I'm trying to read unicode text files.... so far I'm able to do
following....but lost in "Big-Endian" thingies...
Reading MSDN documentation about fopen, it seems that it can handle
Unicode UTF-16 LE, but not BE.
http://msdn2.microsoft.com/en-us/library/yeby3zcb.aspx
So, I think you should just read the raw WORDs (16 bits, two bytes)
from file, and swap the byte order from your code.
1. For each WORD in file
2. read that WORD
3. swap low-byte and high-byte, transforming the WORD from BE to LE
4. store this LE word (Unicode UTF-16LE wchar_t) in memory
To swap two bytes in a word, you may use the following code:
Why roll your own when there's _swab (prototype in stdlib.h)?

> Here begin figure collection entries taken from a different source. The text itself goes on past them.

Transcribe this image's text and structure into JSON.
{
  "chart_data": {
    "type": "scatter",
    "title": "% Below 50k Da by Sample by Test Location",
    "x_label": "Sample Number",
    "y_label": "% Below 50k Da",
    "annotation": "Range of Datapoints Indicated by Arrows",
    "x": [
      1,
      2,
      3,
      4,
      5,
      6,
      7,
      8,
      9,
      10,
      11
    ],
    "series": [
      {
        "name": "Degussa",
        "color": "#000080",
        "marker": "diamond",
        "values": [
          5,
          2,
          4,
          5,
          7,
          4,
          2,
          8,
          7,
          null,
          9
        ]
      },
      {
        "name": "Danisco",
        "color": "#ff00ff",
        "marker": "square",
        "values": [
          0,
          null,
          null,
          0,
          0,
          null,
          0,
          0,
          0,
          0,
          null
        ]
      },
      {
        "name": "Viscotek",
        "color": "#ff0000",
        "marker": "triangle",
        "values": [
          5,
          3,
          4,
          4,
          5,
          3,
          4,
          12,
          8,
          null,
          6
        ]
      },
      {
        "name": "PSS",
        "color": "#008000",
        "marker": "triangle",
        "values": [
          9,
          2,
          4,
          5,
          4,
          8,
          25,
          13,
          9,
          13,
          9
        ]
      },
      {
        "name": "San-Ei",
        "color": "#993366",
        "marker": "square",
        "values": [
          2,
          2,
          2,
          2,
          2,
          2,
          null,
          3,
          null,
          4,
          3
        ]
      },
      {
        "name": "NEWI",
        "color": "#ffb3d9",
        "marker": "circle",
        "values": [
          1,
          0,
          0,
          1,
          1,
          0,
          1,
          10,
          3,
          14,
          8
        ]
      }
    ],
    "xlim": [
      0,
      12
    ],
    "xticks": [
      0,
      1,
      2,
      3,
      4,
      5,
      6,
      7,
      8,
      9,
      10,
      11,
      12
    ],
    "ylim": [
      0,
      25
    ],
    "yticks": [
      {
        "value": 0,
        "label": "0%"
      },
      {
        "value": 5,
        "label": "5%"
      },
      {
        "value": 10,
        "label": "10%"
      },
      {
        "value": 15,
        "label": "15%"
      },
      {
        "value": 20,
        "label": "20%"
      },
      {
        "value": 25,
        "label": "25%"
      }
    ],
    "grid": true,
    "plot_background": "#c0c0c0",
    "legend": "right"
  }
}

"If n is even, the _swab function copies n bytes from src, swaps each pair
of adjacent bytes, and stores the result at dest. If n is odd, _swab copies
and swaps the first n-1 bytes of src. _swab is typically used to prepare
binary data for transfer to a machine that uses a different byte order."
<code>
// Converts a word from Big-Endian to Little-Endian (or vice-versa)
inline WORD SwapWordEndiannes(WORD w)
{
// Swap low and high bytes
return MAKEWORD( HIBYTE(w), LOBYTE(w) );
}
WORD bigEndianWord = ...;
WORD littleEndianWord = SwapWordEndiannes(bigEndianWord);
</code>
HTH,
Giovanni